After Alibaba (BABA) posted very poor quarterly results and forecasted slowing growth, Bloomberg reported that China may ask DiDi to de-list from U.S. exchanges. The rumors come at a bad time.

Investors already sold off China stocks in 2021. The Chinese Communist Party started a regulatory crackdown on technology companies late last year. It imposed fines against Alibaba and disapproved of DiDi’s listing. DiDi did not address security concerns, so it did not get the CCP’s blessing to list on the U.S. market.

Novice investors think DIDI stock will get a go-private price equal to that of the IPO. For DiDi to pay $14 when the stock is half that price is unlikely. It is better off dealing with lawyers suing DiDi for the de-listing. Furthermore, U.S. investors have the limited legal power to get much from DiDi.
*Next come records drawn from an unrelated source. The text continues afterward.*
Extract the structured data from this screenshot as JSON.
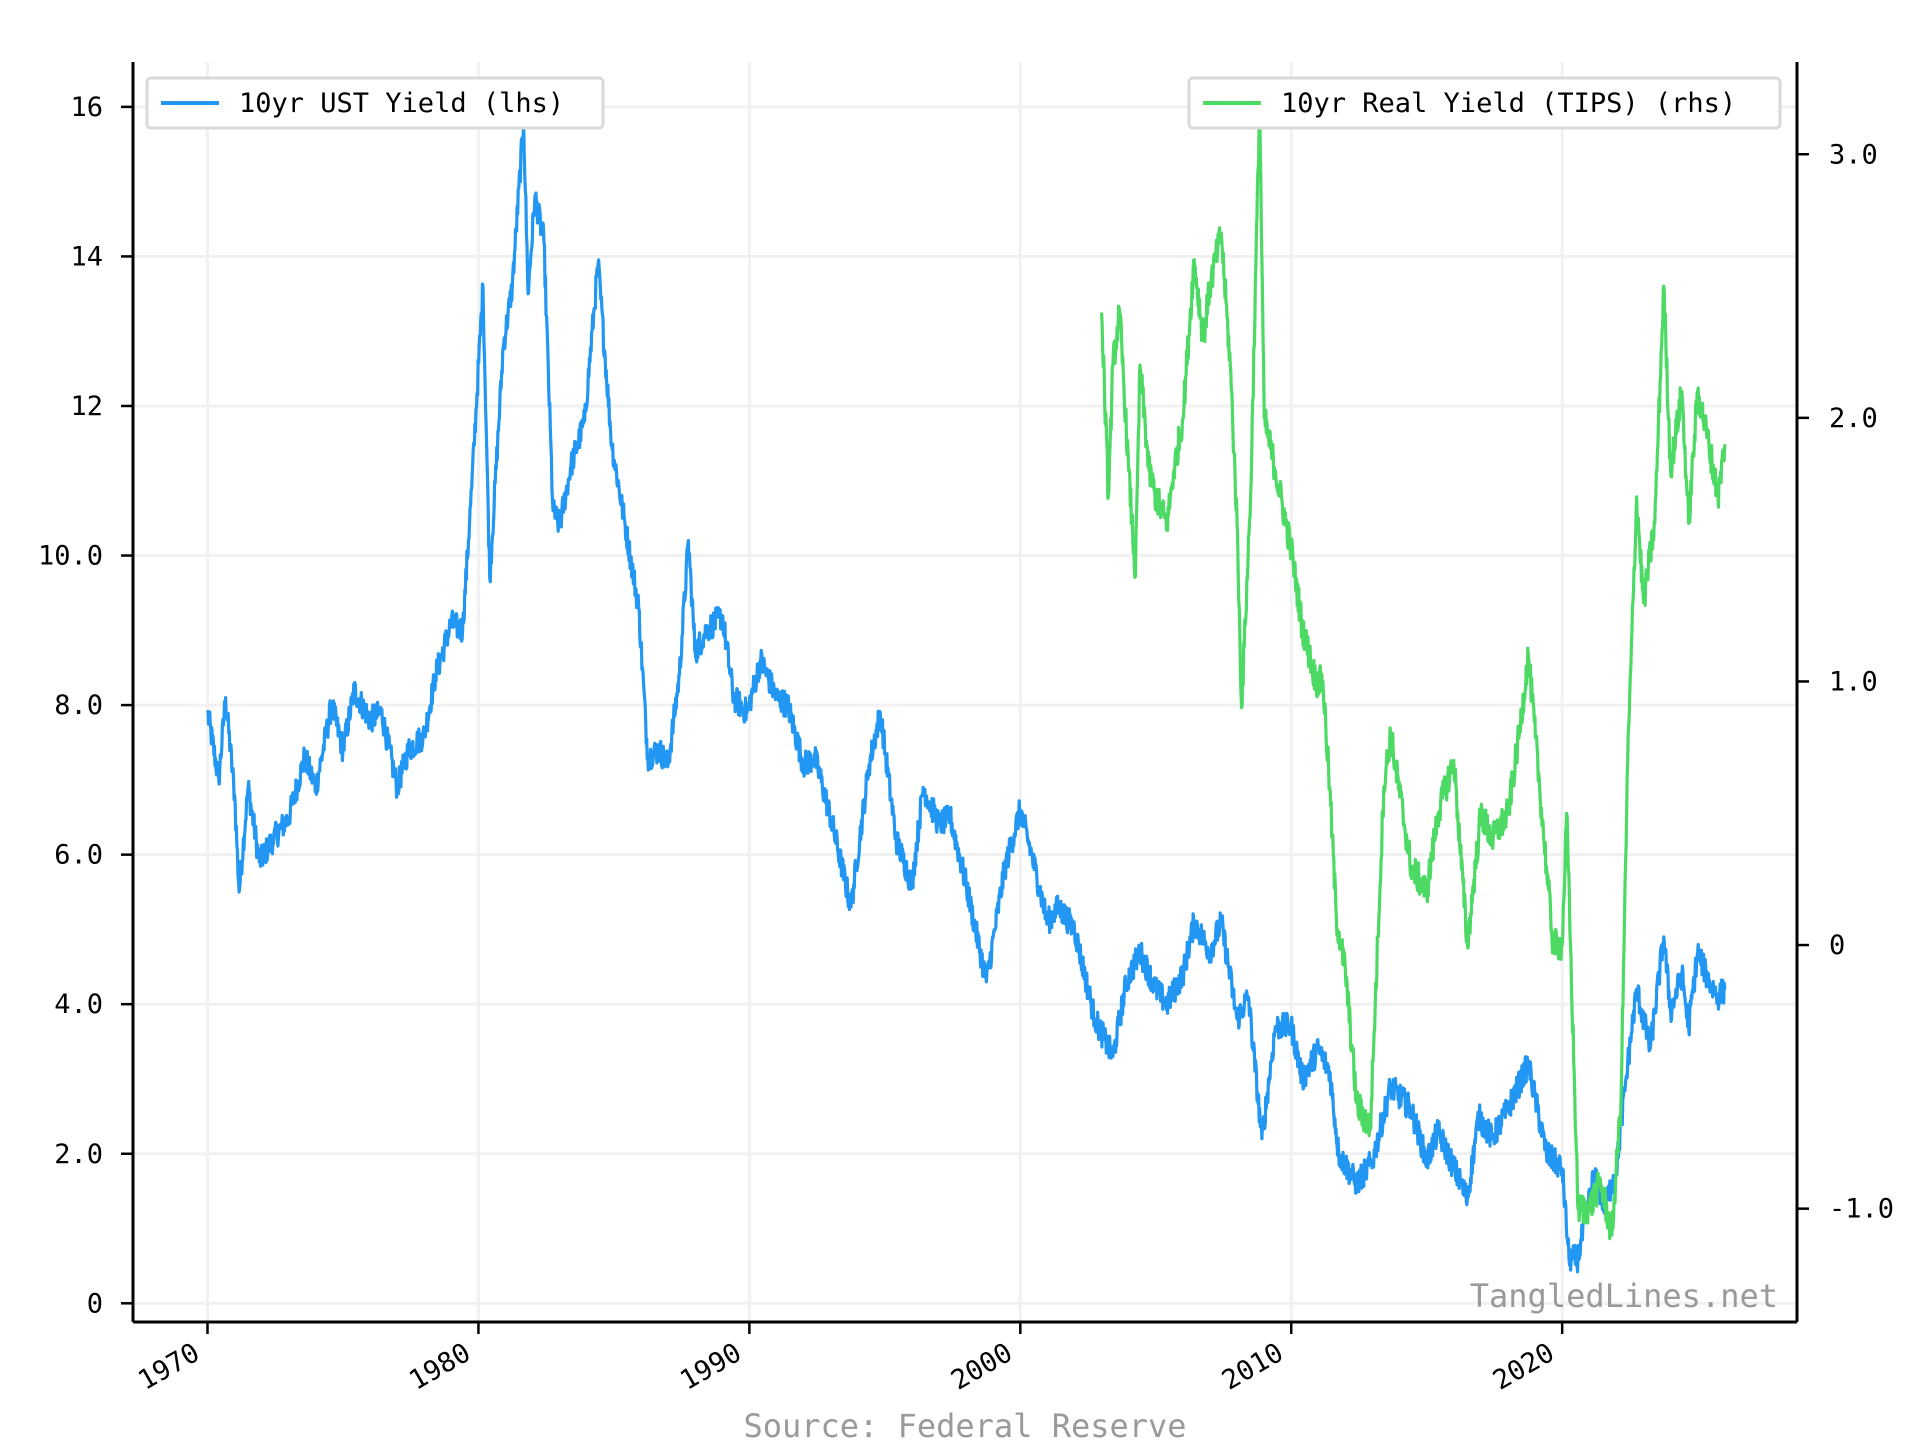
{
  "chart_data": {
    "type": "line",
    "title": "",
    "xlabel": "",
    "x_range": [
      "1967-04-01",
      "2028-09-01"
    ],
    "x_ticks": [
      "1970",
      "1980",
      "1990",
      "2000",
      "2010",
      "2020"
    ],
    "left_axis": {
      "ylabel": "",
      "ylim": [
        -0.25,
        16.6
      ],
      "ticks": [
        0,
        2,
        4,
        6,
        8,
        10,
        12,
        14,
        16
      ],
      "tick_labels": [
        "0",
        "2.0",
        "4.0",
        "6.0",
        "8.0",
        "10.0",
        "12",
        "14",
        "16"
      ]
    },
    "right_axis": {
      "ylabel": "",
      "ylim": [
        -1.43,
        3.35
      ],
      "ticks": [
        -1,
        0,
        1,
        2,
        3
      ],
      "tick_labels": [
        "-1.0",
        "0",
        "1.0",
        "2.0",
        "3.0"
      ]
    },
    "grid": true,
    "series": [
      {
        "name": "10yr UST Yield (lhs)",
        "axis": "left",
        "color": "#2196f3",
        "points": [
          [
            "1970-01-01",
            7.9
          ],
          [
            "1970-06-01",
            7.0
          ],
          [
            "1970-09-01",
            8.1
          ],
          [
            "1971-01-01",
            6.8
          ],
          [
            "1971-03-01",
            5.5
          ],
          [
            "1971-07-01",
            6.9
          ],
          [
            "1971-12-01",
            5.9
          ],
          [
            "1972-06-01",
            6.2
          ],
          [
            "1973-01-01",
            6.5
          ],
          [
            "1973-08-01",
            7.3
          ],
          [
            "1974-01-01",
            6.9
          ],
          [
            "1974-08-01",
            8.0
          ],
          [
            "1975-01-01",
            7.4
          ],
          [
            "1975-06-01",
            8.2
          ],
          [
            "1976-01-01",
            7.8
          ],
          [
            "1976-06-01",
            7.9
          ],
          [
            "1977-01-01",
            6.9
          ],
          [
            "1977-06-01",
            7.4
          ],
          [
            "1978-01-01",
            7.6
          ],
          [
            "1978-06-01",
            8.4
          ],
          [
            "1979-01-01",
            9.1
          ],
          [
            "1979-06-01",
            9.0
          ],
          [
            "1979-10-01",
            10.9
          ],
          [
            "1980-03-01",
            13.6
          ],
          [
            "1980-06-01",
            9.7
          ],
          [
            "1980-12-01",
            12.8
          ],
          [
            "1981-04-01",
            13.6
          ],
          [
            "1981-09-01",
            15.8
          ],
          [
            "1981-11-01",
            13.5
          ],
          [
            "1982-02-01",
            14.8
          ],
          [
            "1982-06-01",
            14.2
          ],
          [
            "1982-10-01",
            10.6
          ],
          [
            "1983-01-01",
            10.4
          ],
          [
            "1983-06-01",
            11.2
          ],
          [
            "1983-12-01",
            11.8
          ],
          [
            "1984-06-01",
            13.9
          ],
          [
            "1984-12-01",
            11.5
          ],
          [
            "1985-06-01",
            10.4
          ],
          [
            "1985-12-01",
            9.3
          ],
          [
            "1986-04-01",
            7.3
          ],
          [
            "1986-09-01",
            7.4
          ],
          [
            "1987-01-01",
            7.2
          ],
          [
            "1987-06-01",
            8.4
          ],
          [
            "1987-10-01",
            10.2
          ],
          [
            "1988-01-01",
            8.7
          ],
          [
            "1988-06-01",
            9.0
          ],
          [
            "1989-01-01",
            9.2
          ],
          [
            "1989-06-01",
            8.1
          ],
          [
            "1989-12-01",
            7.9
          ],
          [
            "1990-06-01",
            8.6
          ],
          [
            "1991-01-01",
            8.1
          ],
          [
            "1991-06-01",
            8.0
          ],
          [
            "1992-01-01",
            7.2
          ],
          [
            "1992-06-01",
            7.3
          ],
          [
            "1993-01-01",
            6.5
          ],
          [
            "1993-10-01",
            5.3
          ],
          [
            "1994-06-01",
            7.2
          ],
          [
            "1994-11-01",
            7.9
          ],
          [
            "1995-06-01",
            6.2
          ],
          [
            "1996-01-01",
            5.6
          ],
          [
            "1996-06-01",
            6.9
          ],
          [
            "1997-01-01",
            6.4
          ],
          [
            "1997-06-01",
            6.5
          ],
          [
            "1998-01-01",
            5.6
          ],
          [
            "1998-10-01",
            4.3
          ],
          [
            "1999-06-01",
            5.8
          ],
          [
            "2000-01-01",
            6.6
          ],
          [
            "2000-06-01",
            6.0
          ],
          [
            "2001-01-01",
            5.1
          ],
          [
            "2001-06-01",
            5.3
          ],
          [
            "2002-01-01",
            5.0
          ],
          [
            "2002-10-01",
            3.8
          ],
          [
            "2003-06-01",
            3.3
          ],
          [
            "2003-12-01",
            4.3
          ],
          [
            "2004-06-01",
            4.7
          ],
          [
            "2005-01-01",
            4.2
          ],
          [
            "2005-06-01",
            4.0
          ],
          [
            "2006-01-01",
            4.4
          ],
          [
            "2006-06-01",
            5.1
          ],
          [
            "2007-01-01",
            4.7
          ],
          [
            "2007-06-01",
            5.1
          ],
          [
            "2008-01-01",
            3.8
          ],
          [
            "2008-06-01",
            4.1
          ],
          [
            "2008-12-01",
            2.2
          ],
          [
            "2009-06-01",
            3.7
          ],
          [
            "2010-01-01",
            3.7
          ],
          [
            "2010-06-01",
            3.0
          ],
          [
            "2011-01-01",
            3.4
          ],
          [
            "2011-06-01",
            3.1
          ],
          [
            "2011-10-01",
            2.0
          ],
          [
            "2012-06-01",
            1.6
          ],
          [
            "2013-01-01",
            1.9
          ],
          [
            "2013-09-01",
            2.9
          ],
          [
            "2014-06-01",
            2.6
          ],
          [
            "2015-01-01",
            1.9
          ],
          [
            "2015-06-01",
            2.3
          ],
          [
            "2016-07-01",
            1.4
          ],
          [
            "2016-12-01",
            2.5
          ],
          [
            "2017-06-01",
            2.2
          ],
          [
            "2018-01-01",
            2.6
          ],
          [
            "2018-10-01",
            3.2
          ],
          [
            "2019-06-01",
            2.0
          ],
          [
            "2020-01-01",
            1.8
          ],
          [
            "2020-04-01",
            0.6
          ],
          [
            "2020-08-01",
            0.6
          ],
          [
            "2021-03-01",
            1.7
          ],
          [
            "2021-08-01",
            1.3
          ],
          [
            "2022-01-01",
            1.8
          ],
          [
            "2022-06-01",
            3.2
          ],
          [
            "2022-10-01",
            4.2
          ],
          [
            "2023-04-01",
            3.4
          ],
          [
            "2023-10-01",
            4.9
          ],
          [
            "2024-01-01",
            3.9
          ],
          [
            "2024-06-01",
            4.4
          ],
          [
            "2024-09-01",
            3.7
          ],
          [
            "2025-01-01",
            4.7
          ],
          [
            "2025-06-01",
            4.3
          ],
          [
            "2025-10-01",
            4.1
          ],
          [
            "2026-01-01",
            4.2
          ]
        ]
      },
      {
        "name": "10yr Real Yield (TIPS) (rhs)",
        "axis": "right",
        "color": "#4cd964",
        "points": [
          [
            "2003-01-01",
            2.4
          ],
          [
            "2003-04-01",
            1.7
          ],
          [
            "2003-06-01",
            2.2
          ],
          [
            "2003-09-01",
            2.4
          ],
          [
            "2004-01-01",
            1.8
          ],
          [
            "2004-04-01",
            1.4
          ],
          [
            "2004-06-01",
            2.2
          ],
          [
            "2004-10-01",
            1.8
          ],
          [
            "2005-01-01",
            1.7
          ],
          [
            "2005-06-01",
            1.6
          ],
          [
            "2005-09-01",
            1.8
          ],
          [
            "2006-01-01",
            2.0
          ],
          [
            "2006-06-01",
            2.6
          ],
          [
            "2006-10-01",
            2.3
          ],
          [
            "2007-01-01",
            2.5
          ],
          [
            "2007-06-01",
            2.7
          ],
          [
            "2007-10-01",
            2.2
          ],
          [
            "2008-01-01",
            1.6
          ],
          [
            "2008-03-01",
            0.9
          ],
          [
            "2008-07-01",
            1.7
          ],
          [
            "2008-11-01",
            3.2
          ],
          [
            "2009-01-01",
            2.0
          ],
          [
            "2009-06-01",
            1.8
          ],
          [
            "2010-01-01",
            1.5
          ],
          [
            "2010-06-01",
            1.2
          ],
          [
            "2010-12-01",
            1.0
          ],
          [
            "2011-03-01",
            1.0
          ],
          [
            "2011-06-01",
            0.6
          ],
          [
            "2011-09-01",
            0.1
          ],
          [
            "2012-01-01",
            -0.1
          ],
          [
            "2012-06-01",
            -0.6
          ],
          [
            "2012-12-01",
            -0.7
          ],
          [
            "2013-06-01",
            0.6
          ],
          [
            "2013-09-01",
            0.8
          ],
          [
            "2014-06-01",
            0.3
          ],
          [
            "2015-01-01",
            0.2
          ],
          [
            "2015-06-01",
            0.5
          ],
          [
            "2016-01-01",
            0.7
          ],
          [
            "2016-07-01",
            0.0
          ],
          [
            "2017-01-01",
            0.5
          ],
          [
            "2017-06-01",
            0.4
          ],
          [
            "2018-01-01",
            0.5
          ],
          [
            "2018-06-01",
            0.8
          ],
          [
            "2018-10-01",
            1.1
          ],
          [
            "2019-06-01",
            0.3
          ],
          [
            "2019-09-01",
            0.0
          ],
          [
            "2020-01-01",
            0.0
          ],
          [
            "2020-03-01",
            0.5
          ],
          [
            "2020-08-01",
            -1.0
          ],
          [
            "2021-01-01",
            -1.0
          ],
          [
            "2021-06-01",
            -0.9
          ],
          [
            "2021-11-01",
            -1.1
          ],
          [
            "2022-03-01",
            -0.6
          ],
          [
            "2022-06-01",
            0.7
          ],
          [
            "2022-10-01",
            1.7
          ],
          [
            "2023-01-01",
            1.3
          ],
          [
            "2023-06-01",
            1.6
          ],
          [
            "2023-10-01",
            2.5
          ],
          [
            "2024-01-01",
            1.8
          ],
          [
            "2024-06-01",
            2.1
          ],
          [
            "2024-09-01",
            1.6
          ],
          [
            "2025-01-01",
            2.1
          ],
          [
            "2025-06-01",
            1.9
          ],
          [
            "2025-10-01",
            1.7
          ],
          [
            "2026-01-01",
            1.9
          ]
        ]
      }
    ],
    "legend": [
      {
        "label": "10yr UST Yield (lhs)",
        "placement": "top-left"
      },
      {
        "label": "10yr Real Yield (TIPS) (rhs)",
        "placement": "top-right"
      }
    ],
    "watermark": "TangledLines.net",
    "source": "Source: Federal Reserve"
  }
}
Still, the case could drag on for years before investors get the $14 price.

Pindudoduo lost 16% of its value on Nov. 26 when it posted non-GAAP EPS of 34 cents. GAAP EPS was just 4 cents, despite revenue growing by 61.7% to $3.34 billion. The revenue result missed consensus estimates by $690 million. The firm’s active monthly active users rose by only 15% Y/Y.

PDD stock may fall to new lows. Once selling pressure ends and the short float of 10.55% shrinks, consider speculating on it.